E. Throughout the operation, there have been several stationary points, 20w and about 40w, so the iteration of the learning rate should be as the iteration of the close to the smooth point when the intention to reduce some, the current is reduced to 1/10 per 10w, tuning parameters for 5 days, the last run time of 15 days.

F. With regard to the strategy of the assistant, the above is set according to some simple understanding, if there is not a reasonable explanation, the assistant becomes a very low job. Fortunately found a few of the papers on the tuning, mainly in the optimization algorithm theory, and then come back to test after learning.

Caffe Study-alexnet's Algorithm chapter

Contact Us

The content source of this page is from Internet, which doesn't represent Alibaba Cloud's opinion; products and services mentioned on that page don't have any relationship with Alibaba Cloud.
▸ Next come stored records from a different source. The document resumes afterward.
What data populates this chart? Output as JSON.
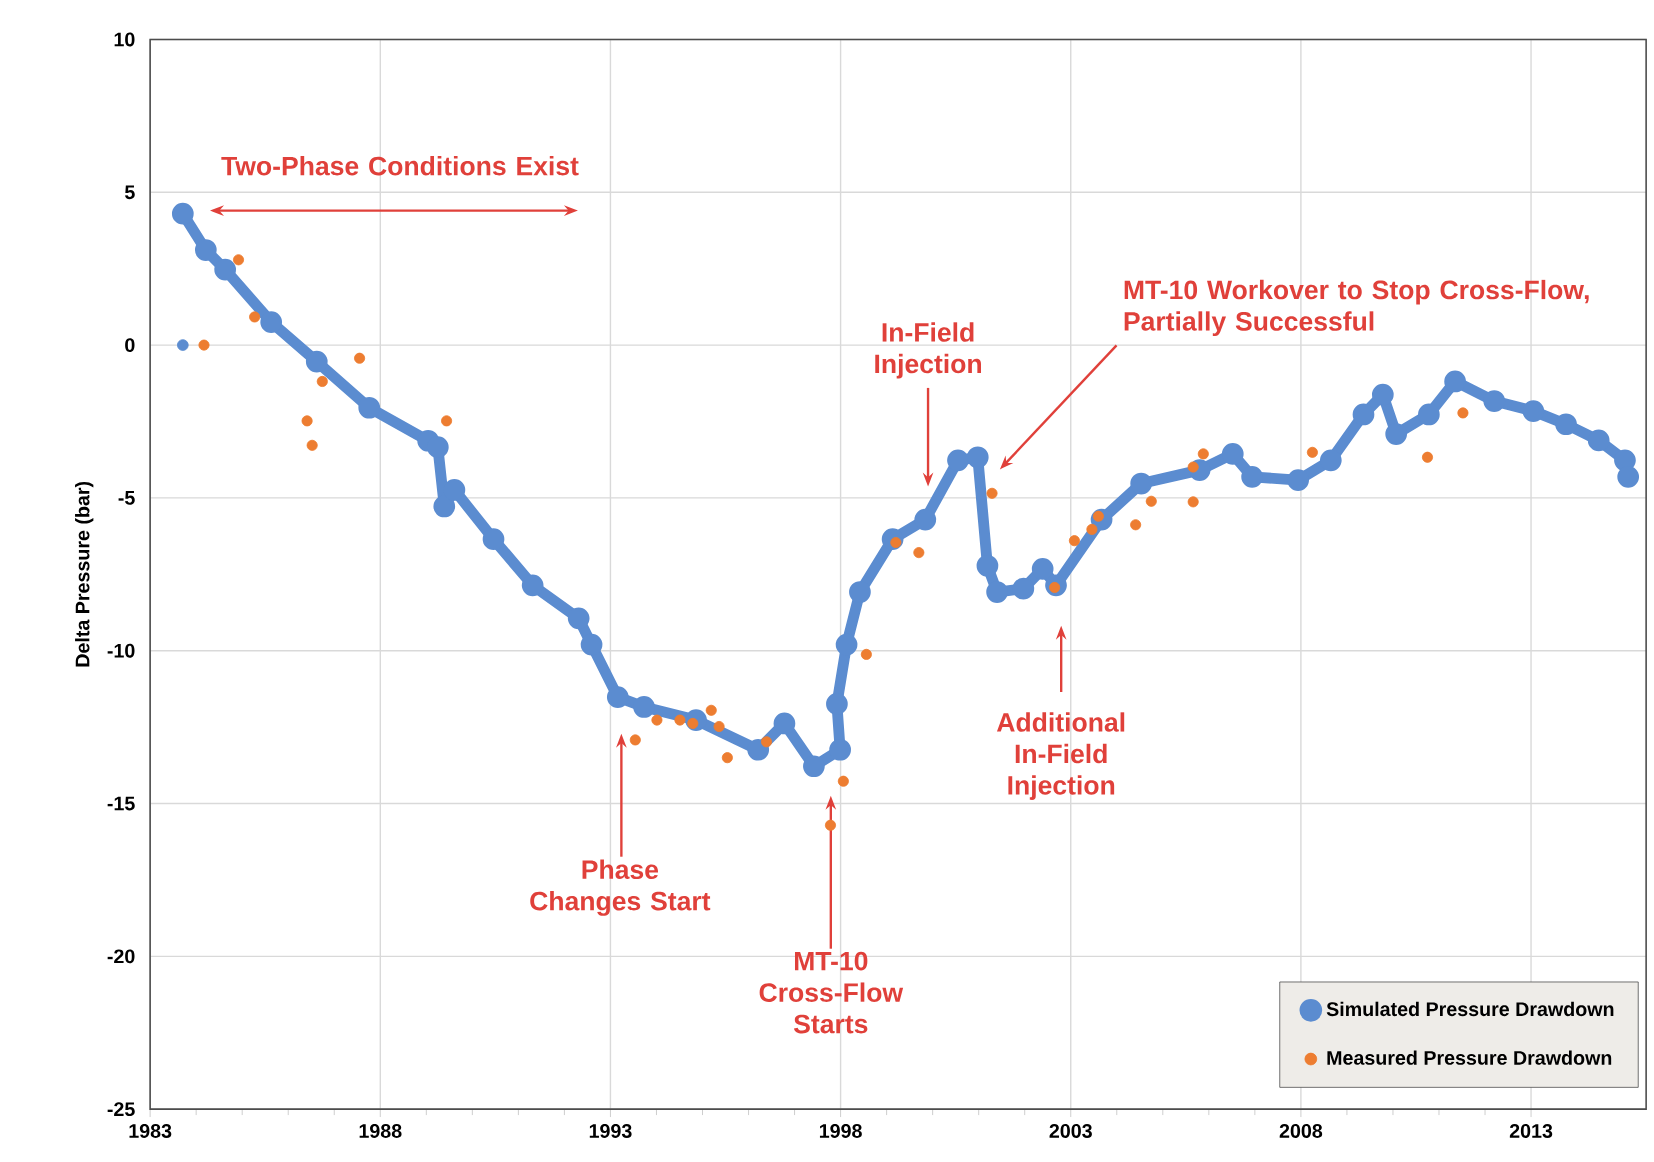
{
  "chart_data": {
    "type": "scatter",
    "ylabel": "Delta Pressure (bar)",
    "xlim": [
      1983,
      2015.5
    ],
    "ylim": [
      -25,
      10
    ],
    "xticks": [
      1983,
      1988,
      1993,
      1998,
      2003,
      2008,
      2013
    ],
    "yticks": [
      -25,
      -20,
      -15,
      -10,
      -5,
      0,
      5,
      10
    ],
    "grid": true,
    "legend": "bottom right",
    "marker": "circle",
    "series": [
      {
        "type": "scatter",
        "color": "#5b8cd0",
        "x": [
          1983.71
        ],
        "values": [
          0.0
        ]
      },
      {
        "name": "Simulated Pressure Drawdown",
        "type": "line",
        "color": "#5b8cd0",
        "x": [
          1983.71,
          1984.21,
          1984.63,
          1985.63,
          1986.62,
          1987.76,
          1989.04,
          1989.25,
          1989.39,
          1989.61,
          1990.46,
          1991.31,
          1992.31,
          1992.59,
          1993.16,
          1993.73,
          1994.86,
          1996.21,
          1996.78,
          1997.42,
          1997.99,
          1997.92,
          1998.13,
          1998.42,
          1999.13,
          1999.84,
          2000.55,
          2000.98,
          2001.19,
          2001.4,
          2001.97,
          2002.39,
          2002.68,
          2003.67,
          2004.53,
          2005.8,
          2006.52,
          2006.94,
          2007.94,
          2008.65,
          2009.36,
          2009.78,
          2010.07,
          2010.78,
          2011.35,
          2012.2,
          2013.05,
          2013.76,
          2014.47,
          2015.04,
          2015.11
        ],
        "values": [
          4.3,
          3.11,
          2.47,
          0.75,
          -0.54,
          -2.05,
          -3.13,
          -3.34,
          -5.28,
          -4.74,
          -6.35,
          -7.86,
          -8.94,
          -9.8,
          -11.52,
          -11.84,
          -12.27,
          -13.24,
          -12.38,
          -13.78,
          -13.24,
          -11.74,
          -9.8,
          -8.08,
          -6.35,
          -5.71,
          -3.77,
          -3.67,
          -7.22,
          -8.08,
          -7.97,
          -7.32,
          -7.86,
          -5.71,
          -4.53,
          -4.09,
          -3.56,
          -4.31,
          -4.42,
          -3.77,
          -2.27,
          -1.62,
          -2.91,
          -2.27,
          -1.19,
          -1.83,
          -2.16,
          -2.59,
          -3.12,
          -3.77,
          -4.31
        ]
      },
      {
        "name": "Measured Pressure Drawdown",
        "type": "scatter",
        "color": "#ed7d31",
        "x": [
          1984.17,
          1984.92,
          1985.27,
          1986.41,
          1986.52,
          1986.74,
          1987.55,
          1989.44,
          1993.54,
          1994.01,
          1994.51,
          1994.79,
          1995.19,
          1995.36,
          1995.54,
          1996.39,
          1997.78,
          1998.06,
          1998.56,
          1999.2,
          1999.7,
          2001.29,
          2002.65,
          2003.08,
          2003.46,
          2003.6,
          2004.41,
          2004.75,
          2005.66,
          2005.66,
          2005.88,
          2008.25,
          2010.75,
          2011.52
        ],
        "values": [
          0.0,
          2.79,
          0.92,
          -2.48,
          -3.28,
          -1.19,
          -0.43,
          -2.48,
          -12.92,
          -12.27,
          -12.27,
          -12.38,
          -11.95,
          -12.48,
          -13.5,
          -12.98,
          -15.71,
          -14.27,
          -10.12,
          -6.46,
          -6.79,
          -4.85,
          -7.93,
          -6.4,
          -6.03,
          -5.6,
          -5.88,
          -5.11,
          -5.13,
          -3.99,
          -3.56,
          -3.51,
          -3.67,
          -2.22
        ]
      }
    ],
    "annotations": [
      "Two-Phase Conditions Exist",
      "Phase Changes Start",
      "MT-10 Cross-Flow Starts",
      {
        "text": "In-Field Injection",
        "x": 1999.9,
        "y": -4.63
      },
      "MT-10 Workover to Stop Cross-Flow, Partially Successful",
      "Additional In-Field Injection"
    ]
  }
}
If the content of the page makes you feel confusing, please write us an email, we will handle the problem within 5 days after receiving your email.

If you find any instances of plagiarism from the community, please send an email to: info-contact@alibabacloud.com and provide relevant evidence. A staff member will contact you within 5 working days.

A Free Trial That Lets You Build Big!

Start building with 50+ products and up to 12 months usage for Elastic Compute Service

  • Sales Support

    1 on 1 presale consultation

  • After-Sales Support

    24/7 Technical Support 6 Free Tickets per Quarter Faster Response

  • Alibaba Cloud offers highly flexible support services tailored to meet your exact needs.